— Нет, мы с папой говорили о другом, — успокоила его Ривка.
Частично удовлетворенный ее ответом, Ревен вернулся к созерцанию кастрюли.
Представления о скромности вернулись, когда они перестали жить в квартире, похожей на бочку с селедками. Но еда… они по-прежнему придавали ей огромное значение, несмотря на то, что больше не голодали. Если бы дело обстояло иначе, Мойше не обратил бы внимания на то, что Ривка выбросила пожелтевшие капустные листья в помойку, и не порадовался возросшему благополучию своей семьи.
— Знаешь, — сказал он вдруг, — мне кажется, я понял Рамковского.
— Ну да? — удивилась Ривка. — Как он может сотрудничать с ящерами? А перед ними наш Старейшина водил нежную дружбу с нацистами… — Ее передернуло.
Мойше рассказал ей о том, что ему пришло в голову, когда он смотрел на увядшие капустные листья в мусорном ведре, а затем продолжил:
— Мне кажется, Рамковский точно так же относится к власти, как мы к еде. Он любил ее, когда нацисты бесчинствовали в гетто, не мог же он вдруг взять и перемениться после того, как прилетели ящеры. Для него власть — это навязчивая идея. Да, именно так.
Мойше поставил диагноз по-немецки, в идише нужного слова для определения психологического состояния не оказалось. Ривка кивнула, чтобы показать, что она понимает, о чем он говорит.
— Ты выбросила капустные листья, мама? — спросил Ревен. Он поднялся с пола и подошел к мусорному ведру. — Можно, я их съем?
— Нет, оставь их там, где они лежат, — ответила Ривка и повторила чуть громче: — Не трогай. Ты не умираешь от голода, подожди, когда сварится суп.
Неожиданно она замолчала и удивленно улыбнулась.
«Да, вот это прогресс!» — подумал Мойше и покачал головой.
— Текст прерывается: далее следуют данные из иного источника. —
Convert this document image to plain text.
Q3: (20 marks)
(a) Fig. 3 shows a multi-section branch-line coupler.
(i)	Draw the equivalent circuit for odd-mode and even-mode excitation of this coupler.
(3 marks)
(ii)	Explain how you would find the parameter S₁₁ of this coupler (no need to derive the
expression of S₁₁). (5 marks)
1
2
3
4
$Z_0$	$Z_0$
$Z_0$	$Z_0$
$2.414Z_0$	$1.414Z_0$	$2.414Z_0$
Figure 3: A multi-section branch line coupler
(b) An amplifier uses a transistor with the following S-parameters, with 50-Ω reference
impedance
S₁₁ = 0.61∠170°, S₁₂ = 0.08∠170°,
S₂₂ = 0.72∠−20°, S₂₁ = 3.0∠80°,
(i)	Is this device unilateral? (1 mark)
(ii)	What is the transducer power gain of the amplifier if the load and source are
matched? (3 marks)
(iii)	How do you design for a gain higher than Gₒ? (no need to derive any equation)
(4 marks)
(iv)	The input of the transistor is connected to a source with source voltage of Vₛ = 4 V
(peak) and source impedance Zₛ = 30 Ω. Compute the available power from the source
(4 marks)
До какого же состояния их довели, если он считает прогрессом содержимое помойного ведра!
* * *
Распутица — грязь. Людмила Горбунова шла по летному полю, а ее сапоги с каждым новым шагом издавали отвратительные хлюпающие звуки. На них налипла грязь, ее становилось все больше и, в конце концов, у нее возникло ощущение, будто она тащит за собой тяжеленные гири.
В России и на Украине такая жуткая грязь бывала два раза в год. Осенью и весной. Весенняя распутица особенная. Когда солнышко растапливает лед и снег, лежащие с прошлой осени, миллионы квадратных километров земли превращаются в почти непроходимое болото. Включая дороги, которые покрыты асфальтом только в больших городах. В течение нескольких недель передвигаться по местности можно лишь в небольших, напоминающих лодки, телегах с огромными колесами, которые только и могут добраться до относительно твердой земли. Да еще на танках Т-34, снабженных широкими гусеницами.